Foram detetados em agosto no Facebook, Instagram, X, TikTok e Youtube 101.025 "conteúdos de discurso de ódio e narrativas discriminatórias", um número "notavelmente superior ao registado em meses anteriores", disse o OBERAXE no mais recente boletim mensal de monitorização das redes sociais em Espanha, agora divulgado.

Os 101.025 conteúdos detetados em agosto com a ferramenta FARO, desenvolvida pelo governo espanhol, traduzem-se num aumento de 76% relativamente a julho, segundo os dados o observatório.

"Durante o mês de agosto, 39% dos conteúdos analisados estiveram associados ao episódio da travessia da fronteira em Ceuta", em 30 e 31 de julho, que gerou "um elevado volume de mensagens dirigidas especialmente contra os migrantes e as pessoas do norte de África, bem como contra crianças e adolescentes não acompanhados, um grupo particularmente vulnerável", lê-se no mesmo relatório.

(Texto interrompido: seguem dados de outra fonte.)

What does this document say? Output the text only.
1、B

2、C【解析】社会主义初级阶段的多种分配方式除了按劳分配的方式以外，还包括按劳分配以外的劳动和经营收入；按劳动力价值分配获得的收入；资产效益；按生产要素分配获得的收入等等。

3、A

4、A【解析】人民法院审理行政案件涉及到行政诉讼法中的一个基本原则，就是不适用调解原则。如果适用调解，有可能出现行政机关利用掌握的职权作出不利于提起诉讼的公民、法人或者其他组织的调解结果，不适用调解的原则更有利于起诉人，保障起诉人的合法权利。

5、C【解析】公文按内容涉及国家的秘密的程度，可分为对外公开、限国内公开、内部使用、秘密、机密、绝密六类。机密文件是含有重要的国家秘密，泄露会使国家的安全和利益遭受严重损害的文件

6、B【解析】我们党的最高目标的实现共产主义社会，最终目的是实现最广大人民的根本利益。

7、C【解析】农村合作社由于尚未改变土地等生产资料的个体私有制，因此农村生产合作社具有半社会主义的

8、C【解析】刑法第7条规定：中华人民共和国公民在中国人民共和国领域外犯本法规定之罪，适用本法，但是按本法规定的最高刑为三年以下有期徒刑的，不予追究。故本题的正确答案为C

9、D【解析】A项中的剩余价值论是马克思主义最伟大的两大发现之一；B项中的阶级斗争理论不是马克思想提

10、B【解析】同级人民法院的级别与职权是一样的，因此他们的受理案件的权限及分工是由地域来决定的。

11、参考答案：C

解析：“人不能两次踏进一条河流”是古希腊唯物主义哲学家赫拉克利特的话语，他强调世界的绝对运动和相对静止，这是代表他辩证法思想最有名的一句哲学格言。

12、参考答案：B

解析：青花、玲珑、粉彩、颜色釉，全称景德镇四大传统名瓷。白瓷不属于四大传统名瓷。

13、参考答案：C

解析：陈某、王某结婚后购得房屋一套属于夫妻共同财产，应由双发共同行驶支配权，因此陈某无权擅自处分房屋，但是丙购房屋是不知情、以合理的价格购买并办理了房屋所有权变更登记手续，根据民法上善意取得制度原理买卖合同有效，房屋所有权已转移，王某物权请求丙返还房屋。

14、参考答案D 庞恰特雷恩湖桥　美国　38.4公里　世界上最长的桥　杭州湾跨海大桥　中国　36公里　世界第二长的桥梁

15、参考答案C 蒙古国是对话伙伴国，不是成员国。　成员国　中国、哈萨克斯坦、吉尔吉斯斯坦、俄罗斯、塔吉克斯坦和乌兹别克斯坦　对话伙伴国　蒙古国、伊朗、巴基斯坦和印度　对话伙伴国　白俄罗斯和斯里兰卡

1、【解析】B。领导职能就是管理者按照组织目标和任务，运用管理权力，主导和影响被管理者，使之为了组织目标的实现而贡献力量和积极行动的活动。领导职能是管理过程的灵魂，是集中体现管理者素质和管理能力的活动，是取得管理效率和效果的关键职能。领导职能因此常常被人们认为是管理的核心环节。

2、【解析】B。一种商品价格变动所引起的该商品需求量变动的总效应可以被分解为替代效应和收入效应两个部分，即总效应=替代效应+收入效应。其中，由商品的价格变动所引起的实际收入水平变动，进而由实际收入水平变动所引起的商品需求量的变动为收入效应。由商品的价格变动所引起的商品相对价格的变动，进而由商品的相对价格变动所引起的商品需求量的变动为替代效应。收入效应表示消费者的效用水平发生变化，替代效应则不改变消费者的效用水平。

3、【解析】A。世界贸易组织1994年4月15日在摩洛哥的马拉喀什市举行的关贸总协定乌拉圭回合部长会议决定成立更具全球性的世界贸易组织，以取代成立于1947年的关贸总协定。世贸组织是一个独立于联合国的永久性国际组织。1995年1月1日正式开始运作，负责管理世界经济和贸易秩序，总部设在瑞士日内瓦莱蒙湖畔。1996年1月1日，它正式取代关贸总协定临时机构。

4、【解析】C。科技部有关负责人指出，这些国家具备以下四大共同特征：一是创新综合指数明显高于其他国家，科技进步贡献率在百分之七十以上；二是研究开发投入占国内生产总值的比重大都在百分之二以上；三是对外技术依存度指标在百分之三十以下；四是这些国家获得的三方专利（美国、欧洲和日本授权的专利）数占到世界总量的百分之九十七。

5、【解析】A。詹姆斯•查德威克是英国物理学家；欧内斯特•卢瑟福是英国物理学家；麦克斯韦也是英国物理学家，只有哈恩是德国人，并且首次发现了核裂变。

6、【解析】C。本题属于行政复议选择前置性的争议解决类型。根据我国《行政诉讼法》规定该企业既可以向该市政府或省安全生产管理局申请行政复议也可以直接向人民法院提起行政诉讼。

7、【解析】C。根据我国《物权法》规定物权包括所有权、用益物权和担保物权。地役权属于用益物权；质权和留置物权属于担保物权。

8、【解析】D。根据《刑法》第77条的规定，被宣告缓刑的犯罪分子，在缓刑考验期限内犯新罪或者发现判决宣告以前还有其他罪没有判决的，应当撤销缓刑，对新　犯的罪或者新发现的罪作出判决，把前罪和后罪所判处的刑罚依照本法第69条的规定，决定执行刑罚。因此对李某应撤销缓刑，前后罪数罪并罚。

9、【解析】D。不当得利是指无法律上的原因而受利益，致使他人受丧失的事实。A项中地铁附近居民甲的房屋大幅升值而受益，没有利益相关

Segundo o OBERAXE, as pessoas do norte de África e os imigrantes em geral, seja qual for a origem, são sempre o principal alvo das mensagens de ódio detetadas nas redes sociais em Espanha, mas em agosto aumentaram os conteúdos nos dois casos.

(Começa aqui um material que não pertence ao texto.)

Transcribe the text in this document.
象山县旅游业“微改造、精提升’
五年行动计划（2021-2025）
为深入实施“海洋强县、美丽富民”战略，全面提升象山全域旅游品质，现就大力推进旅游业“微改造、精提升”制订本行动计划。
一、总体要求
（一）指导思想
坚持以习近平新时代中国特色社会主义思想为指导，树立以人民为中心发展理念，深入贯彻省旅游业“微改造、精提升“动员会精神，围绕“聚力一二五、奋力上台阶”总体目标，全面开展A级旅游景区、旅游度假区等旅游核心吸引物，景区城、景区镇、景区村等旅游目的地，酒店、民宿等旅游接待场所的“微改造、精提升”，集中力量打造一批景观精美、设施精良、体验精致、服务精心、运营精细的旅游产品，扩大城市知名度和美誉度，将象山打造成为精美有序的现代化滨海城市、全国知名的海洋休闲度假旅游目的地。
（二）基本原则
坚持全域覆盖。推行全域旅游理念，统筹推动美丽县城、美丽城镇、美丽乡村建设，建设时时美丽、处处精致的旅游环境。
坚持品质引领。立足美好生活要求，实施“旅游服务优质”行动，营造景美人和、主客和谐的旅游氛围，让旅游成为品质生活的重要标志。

As pessoas do norte de África foram o alvo de 72% dos conteúdos de ódio detetados em agosto, quando em julho essa percentagem foi 68%.

Já as mensagens dirigidas contra imigrantes em geral aumentaram de 20% em julho para 22% em agosto, com o observatório a insistir na "maior presença de conteúdos" que têm como alvo "meninos, meninas e adolescentes não acompanhados" possivelmente relacionada com o ocorrido em Ceuta, o enclave espanhol no norte de África em que entraram ilegalmente mais de 70.000 pessoas no final de julho, incluindo milhares de menores de idade sozinhos, que permanecem na cidade.

Estes conteúdos detetados em agosto, em 37% dos casos "desumanizam ou degradam gravemente" as pessoas que têm como alvo, "incitam à expulsão" (15%) ou incitam mesmo à violência (3%), segundo o OBERAXE, que realçou ainda mensagens que celebraram ataques contra os migrantes que estão em Ceuta e "promoviam novas ações hostis".